1. The opportunity cost of blogging is family bonding - because you are too intent on writing.

2. The opportunity cost of making money is living the life you want it - you may have been a good child to your parents by passing exams and getting a job and a family and have foregone your dream of being a blues guitarist or a cartoonist.

3. The opportunity cost of having ebony furniture is global warming - because you have caused old rainforest trees to be chopped down for exports.

4. The opportunity cost of living is the happiness you have dreamt of and never enjoyed - because you have followed a routine or a way of life which has been set by social convention or by the mainstream economic system that you do not appreciate.

In other words, there is a cost to everything you do.

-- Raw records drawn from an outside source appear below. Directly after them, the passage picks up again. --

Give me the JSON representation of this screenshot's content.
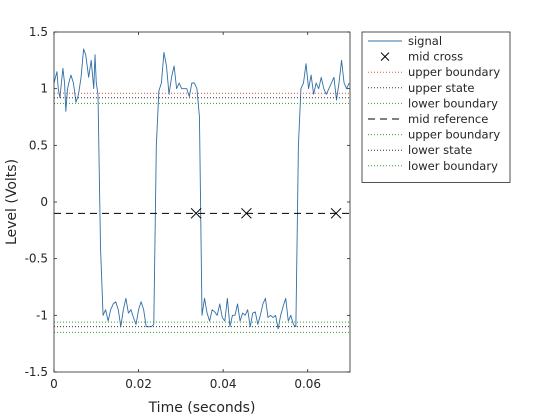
{
  "chart_data": {
    "type": "line",
    "xlabel": "Time (seconds)",
    "ylabel": "Level (Volts)",
    "xlim": [
      0,
      0.07
    ],
    "ylim": [
      -1.5,
      1.5
    ],
    "xticks": [
      0,
      0.02,
      0.04,
      0.06
    ],
    "xtick_labels": [
      "0",
      "0.02",
      "0.04",
      "0.06"
    ],
    "yticks": [
      -1.5,
      -1,
      -0.5,
      0,
      0.5,
      1,
      1.5
    ],
    "ytick_labels": [
      "-1.5",
      "-1",
      "-0.5",
      "0",
      "0.5",
      "1",
      "1.5"
    ],
    "grid": false,
    "legend_position": "outside-top-right",
    "series": [
      {
        "name": "signal",
        "kind": "line",
        "color": "#2f6fa6",
        "x": [
          0.0,
          0.0007,
          0.001,
          0.0014,
          0.0021,
          0.0025,
          0.0028,
          0.0032,
          0.0035,
          0.004,
          0.0046,
          0.0052,
          0.0058,
          0.0064,
          0.007,
          0.0075,
          0.0082,
          0.0088,
          0.0094,
          0.0097,
          0.01,
          0.0104,
          0.011,
          0.0116,
          0.0122,
          0.0128,
          0.0134,
          0.014,
          0.0146,
          0.0152,
          0.0158,
          0.0164,
          0.017,
          0.0176,
          0.0182,
          0.0188,
          0.0194,
          0.02,
          0.0206,
          0.0212,
          0.0218,
          0.0224,
          0.023,
          0.0236,
          0.0242,
          0.0248,
          0.0254,
          0.026,
          0.0266,
          0.0272,
          0.0278,
          0.0284,
          0.029,
          0.0296,
          0.0302,
          0.0308,
          0.0314,
          0.032,
          0.0326,
          0.0332,
          0.0338,
          0.0344,
          0.035,
          0.0356,
          0.0362,
          0.0368,
          0.0374,
          0.038,
          0.0386,
          0.0392,
          0.0398,
          0.0404,
          0.041,
          0.0416,
          0.0422,
          0.0428,
          0.0434,
          0.044,
          0.0446,
          0.0452,
          0.0458,
          0.0464,
          0.047,
          0.0476,
          0.0482,
          0.0488,
          0.0494,
          0.05,
          0.0506,
          0.0512,
          0.0518,
          0.0524,
          0.053,
          0.0536,
          0.0542,
          0.0548,
          0.0554,
          0.056,
          0.0566,
          0.0572,
          0.0578,
          0.0584,
          0.059,
          0.0596,
          0.0602,
          0.0608,
          0.0614,
          0.062,
          0.0626,
          0.0632,
          0.0638,
          0.0644,
          0.065,
          0.0656,
          0.0662,
          0.0668,
          0.0674,
          0.068,
          0.0686,
          0.0692,
          0.0698
        ],
        "y": [
          1.05,
          1.15,
          1.0,
          0.92,
          1.18,
          1.05,
          0.8,
          1.0,
          1.05,
          1.12,
          1.05,
          0.88,
          0.95,
          1.1,
          1.35,
          1.3,
          1.1,
          1.25,
          1.0,
          1.3,
          1.05,
          0.95,
          -0.4,
          -1.0,
          -0.95,
          -1.05,
          -0.95,
          -0.9,
          -0.88,
          -0.95,
          -1.1,
          -0.95,
          -0.85,
          -0.98,
          -0.95,
          -1.02,
          -1.08,
          -0.95,
          -0.88,
          -0.95,
          -1.1,
          -1.1,
          -1.1,
          -1.08,
          0.5,
          0.98,
          1.05,
          1.32,
          1.2,
          0.95,
          1.1,
          1.2,
          1.0,
          1.05,
          1.0,
          1.0,
          1.0,
          0.93,
          1.05,
          1.05,
          1.0,
          0.75,
          -1.0,
          -0.85,
          -0.98,
          -1.05,
          -0.95,
          -0.97,
          -1.0,
          -0.9,
          -1.02,
          -1.05,
          -0.85,
          -1.1,
          -1.0,
          -1.0,
          -0.9,
          -1.05,
          -0.98,
          -1.0,
          -0.95,
          -1.1,
          -0.98,
          -0.97,
          -1.08,
          -1.0,
          -0.9,
          -0.85,
          -1.02,
          -1.0,
          -1.02,
          -1.0,
          -1.12,
          -1.0,
          -0.92,
          -0.85,
          -1.05,
          -1.0,
          -1.08,
          -1.1,
          0.5,
          1.0,
          1.05,
          1.22,
          1.0,
          1.12,
          0.95,
          1.05,
          1.0,
          1.1,
          1.0,
          0.95,
          1.0,
          1.05,
          1.1,
          0.9,
          1.05,
          1.25,
          1.05,
          1.0,
          1.05
        ]
      },
      {
        "name": "mid cross",
        "kind": "marker",
        "marker": "x",
        "color": "#000000",
        "x": [
          0.0336,
          0.0455,
          0.0667
        ],
        "y": [
          -0.1,
          -0.1,
          -0.1
        ]
      },
      {
        "name": "upper boundary",
        "kind": "hline",
        "style": "dotted",
        "color": "#d9534f",
        "y": 0.96
      },
      {
        "name": "upper state",
        "kind": "hline",
        "style": "dotted",
        "color": "#333333",
        "y": 0.92
      },
      {
        "name": "lower boundary",
        "kind": "hline",
        "style": "dotted",
        "color": "#2ca02c",
        "y": 0.87
      },
      {
        "name": "mid reference",
        "kind": "hline",
        "style": "dashed",
        "color": "#000000",
        "y": -0.1
      },
      {
        "name": "upper boundary",
        "kind": "hline",
        "style": "dotted",
        "color": "#2ca02c",
        "y": -1.06
      },
      {
        "name": "lower state",
        "kind": "hline",
        "style": "dotted",
        "color": "#333333",
        "y": -1.1
      },
      {
        "name": "lower boundary",
        "kind": "hline",
        "style": "dotted",
        "color": "#2ca02c",
        "y": -1.15
      }
    ]
  }
}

So you have to make sure that the things you do are really the things you really want to do.

For society as a whole, the implications of opportunity cost are:

1. The opportunity cost of politicking is peace and harmony.

2. The opportunity cost of building the national car is industrial innovation which our young people are good at.

3. The opportunity cost of bailout is the macroeconomic adjustment in all major local markets.

4. The opportunity cost of consumerism is a simple and contented life - because of the time spent shopping for happiness rather than be happy with what we already have.

1 comment:

Anonymous said...

This is a very informational post. I particularly like the statement of the cost of consumerism.